In brief, we find some narratives more incomplete (with the associated cognitive dissonance, sense of injustice, etc.) than other similar narratives, often depending on race or other features.
Can we trust AI, enough to leverage its benefits?
What do these two challenges look like when we translate them to the case of AI, and specifically to probabilistic modeling? The first challenge is that we can’t offer “complete” explanations for individual cases; the models are deterministic only so far as explaining segmentation and probabilities of groups, but indeterministic relative to individual cases within a group. The second problem is that when more “complete” explanations are not available, some individual cases get much more attention than others, and thus certain systemic changes get made while others don’t—often based on biases and prejudices.

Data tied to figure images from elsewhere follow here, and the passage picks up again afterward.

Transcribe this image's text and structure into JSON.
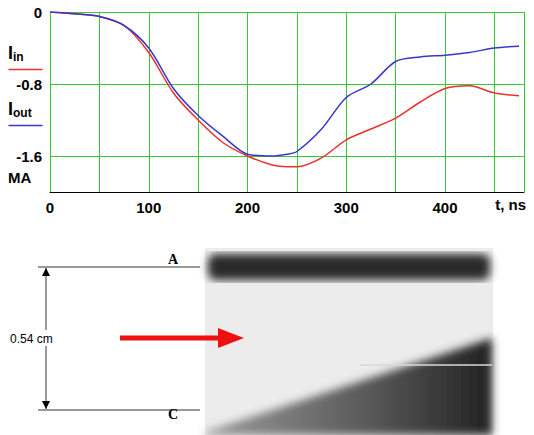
{
  "chart_data": {
    "type": "line",
    "x_label": "t, ns",
    "y_label": "MA",
    "x": [
      0,
      25,
      50,
      75,
      100,
      125,
      150,
      175,
      200,
      225,
      240,
      250,
      275,
      300,
      325,
      350,
      375,
      400,
      425,
      450,
      475
    ],
    "series": [
      {
        "name": "Iin",
        "color": "#e8322b",
        "values": [
          0,
          -0.02,
          -0.05,
          -0.15,
          -0.45,
          -0.9,
          -1.2,
          -1.45,
          -1.6,
          -1.7,
          -1.72,
          -1.72,
          -1.62,
          -1.42,
          -1.3,
          -1.18,
          -1.0,
          -0.85,
          -0.82,
          -0.9,
          -0.93
        ]
      },
      {
        "name": "Iout",
        "color": "#3838c8",
        "values": [
          0,
          -0.02,
          -0.05,
          -0.15,
          -0.4,
          -0.85,
          -1.15,
          -1.38,
          -1.58,
          -1.6,
          -1.58,
          -1.55,
          -1.3,
          -0.95,
          -0.8,
          -0.55,
          -0.5,
          -0.48,
          -0.45,
          -0.4,
          -0.38
        ]
      }
    ],
    "xlim": [
      0,
      480
    ],
    "xticks": [
      0,
      100,
      200,
      300,
      400
    ],
    "ylim": [
      -2.0,
      0
    ],
    "yticks": [
      0,
      -0.8,
      -1.6
    ],
    "grid": true
  },
  "streak_image": {
    "top_label": "A",
    "bottom_label": "C",
    "dimension_label": "0.54 cm"
  }
}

Coming back to the initial question, what are the novel aspects of using AI to build decision-support systems? Historically, their application to social challenges blows wide open some of the challenges that were arguments strictly among academics a century ago when we were talking about the positions of particles; the discussion now involves us all and the stakes are much higher. We’re talking about applying these systems to a much wider segment of our decisions than ever before, and in terms of technological deployment that application is rolling out extremely quickly. That wide scope and rapid rollout puts pressure on our social and democratic systems to apply the scrutiny and critical reflection necessary to ensure the systems lead to fair and just outcomes for everyone. Seldom in the past (if ever) have our social and democratic systems been called to respond so quickly to such a rapid and large-scale change.